Jack Watts' polarising AFL career has ended in frustration, with the former No.1 draft pick retiring.
Watts has called time at Port Adelaide, succumbing to the toll of recovering from a horror leg injury which prevented him playing this season.
Watts was taken by Melbourne with pick No.1 at the 2008 national draft.
But the precocious talent became a whipping boy at the Demons, with many fans believing he never lived up to hype of being a No.1 draft selection.
After playing 152 games at Melbourne from 2009 to 2017, Watts was traded to Port Adelaide, which gave up pick 31 for the utility.
He managed 21 games for the Power but suffered a graphic injury last March, breaking his right leg and dislocating his right ankle when trapped in a tackle.

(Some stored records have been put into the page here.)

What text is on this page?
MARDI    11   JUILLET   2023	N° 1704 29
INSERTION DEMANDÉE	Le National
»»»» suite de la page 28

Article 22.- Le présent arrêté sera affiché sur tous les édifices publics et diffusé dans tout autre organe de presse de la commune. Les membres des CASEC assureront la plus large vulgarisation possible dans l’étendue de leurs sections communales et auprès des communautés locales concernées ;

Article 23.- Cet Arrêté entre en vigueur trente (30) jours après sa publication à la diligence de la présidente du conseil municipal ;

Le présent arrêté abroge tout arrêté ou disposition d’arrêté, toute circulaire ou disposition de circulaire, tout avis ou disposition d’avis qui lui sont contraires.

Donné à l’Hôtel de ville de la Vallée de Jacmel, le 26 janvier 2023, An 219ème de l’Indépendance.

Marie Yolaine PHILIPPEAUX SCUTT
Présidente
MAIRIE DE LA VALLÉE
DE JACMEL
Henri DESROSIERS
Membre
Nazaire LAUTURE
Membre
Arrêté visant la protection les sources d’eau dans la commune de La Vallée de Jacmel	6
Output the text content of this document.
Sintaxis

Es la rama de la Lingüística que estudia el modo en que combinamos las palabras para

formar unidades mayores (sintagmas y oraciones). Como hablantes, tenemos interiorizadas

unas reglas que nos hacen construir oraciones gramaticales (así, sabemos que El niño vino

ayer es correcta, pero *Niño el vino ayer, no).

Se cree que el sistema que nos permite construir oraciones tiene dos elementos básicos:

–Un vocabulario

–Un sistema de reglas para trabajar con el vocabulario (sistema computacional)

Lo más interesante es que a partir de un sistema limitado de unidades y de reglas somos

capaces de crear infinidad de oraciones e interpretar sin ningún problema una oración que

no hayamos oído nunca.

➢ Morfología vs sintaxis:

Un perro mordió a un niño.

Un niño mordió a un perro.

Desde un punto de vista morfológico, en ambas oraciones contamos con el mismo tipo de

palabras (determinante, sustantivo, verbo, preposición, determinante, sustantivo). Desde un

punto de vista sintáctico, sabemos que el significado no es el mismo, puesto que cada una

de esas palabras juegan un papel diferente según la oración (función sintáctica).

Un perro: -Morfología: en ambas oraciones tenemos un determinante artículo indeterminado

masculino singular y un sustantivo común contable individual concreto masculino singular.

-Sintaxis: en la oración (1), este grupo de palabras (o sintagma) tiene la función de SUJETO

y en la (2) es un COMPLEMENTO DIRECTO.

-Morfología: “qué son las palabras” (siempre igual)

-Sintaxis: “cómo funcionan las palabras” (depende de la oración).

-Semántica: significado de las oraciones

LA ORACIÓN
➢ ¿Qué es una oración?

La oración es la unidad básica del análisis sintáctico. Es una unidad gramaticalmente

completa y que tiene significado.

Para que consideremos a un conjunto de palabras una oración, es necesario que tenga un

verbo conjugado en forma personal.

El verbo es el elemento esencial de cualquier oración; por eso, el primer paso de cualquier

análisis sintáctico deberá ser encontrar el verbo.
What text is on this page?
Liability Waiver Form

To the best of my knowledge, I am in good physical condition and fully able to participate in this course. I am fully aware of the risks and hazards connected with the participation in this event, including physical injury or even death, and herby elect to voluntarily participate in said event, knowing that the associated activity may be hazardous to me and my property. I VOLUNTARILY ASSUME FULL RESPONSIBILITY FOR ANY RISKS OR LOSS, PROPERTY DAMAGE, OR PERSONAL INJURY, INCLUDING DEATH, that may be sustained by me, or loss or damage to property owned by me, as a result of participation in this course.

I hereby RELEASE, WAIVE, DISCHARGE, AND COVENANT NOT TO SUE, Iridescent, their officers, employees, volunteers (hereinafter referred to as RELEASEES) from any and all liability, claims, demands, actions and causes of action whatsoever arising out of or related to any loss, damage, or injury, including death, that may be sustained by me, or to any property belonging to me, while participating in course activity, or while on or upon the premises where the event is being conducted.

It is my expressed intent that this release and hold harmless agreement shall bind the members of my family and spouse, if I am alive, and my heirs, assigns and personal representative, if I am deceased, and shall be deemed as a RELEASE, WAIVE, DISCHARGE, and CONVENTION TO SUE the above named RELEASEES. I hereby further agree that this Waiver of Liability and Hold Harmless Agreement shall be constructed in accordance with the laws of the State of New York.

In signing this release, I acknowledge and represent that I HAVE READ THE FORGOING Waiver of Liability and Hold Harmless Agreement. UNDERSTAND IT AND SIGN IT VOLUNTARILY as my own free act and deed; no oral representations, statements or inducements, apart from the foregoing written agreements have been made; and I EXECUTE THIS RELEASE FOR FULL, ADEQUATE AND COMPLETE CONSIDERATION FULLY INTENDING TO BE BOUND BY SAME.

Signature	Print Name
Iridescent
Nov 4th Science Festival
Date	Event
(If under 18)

The injury followed a torrid off-season when lewd text messages he allegedly sent to a woman were leaked online.
Soon after, a video emerged of the 28-year-old snorting a legal menthol-based powder from a woman's chest at the infamous Oktoberfest in Munich.
The 29-year-old retired on Thursday, citing the mental and physical toll of trying to recover from his injury as a major factor.
"I have been thinking long and hard about my future for a while and contemplating retirement," Watts said in a statement.
"Since my injury, I feel my body has let me down and I have been struggling with the physical and mental requirements of getting back to the level of fitness that is required at AFL level.
"It feels like the right decision for me to step away and look for new challenges in the next phase of my life.
"I feel lucky to have had 12 years in the game and while there have been some challenges, there have also been some amazing memories both at Melbourne and Port Adelaide.
"I'm not sure what the future holds just yet but I'm looking forward to some time away from the limelight."
Port coach Ken Hinkley said Watts was misunderstood by the wider football community.
"We all know Jack's football ability, and we would have liked to have seen him on the field a lot more for our club," Hinkley said.
"People might not realise just how important and loved he is around our playing group because of his character.
"Jack always has a way of lifting everyone's spirits, even when things weren't going so well for him in the last couple of years."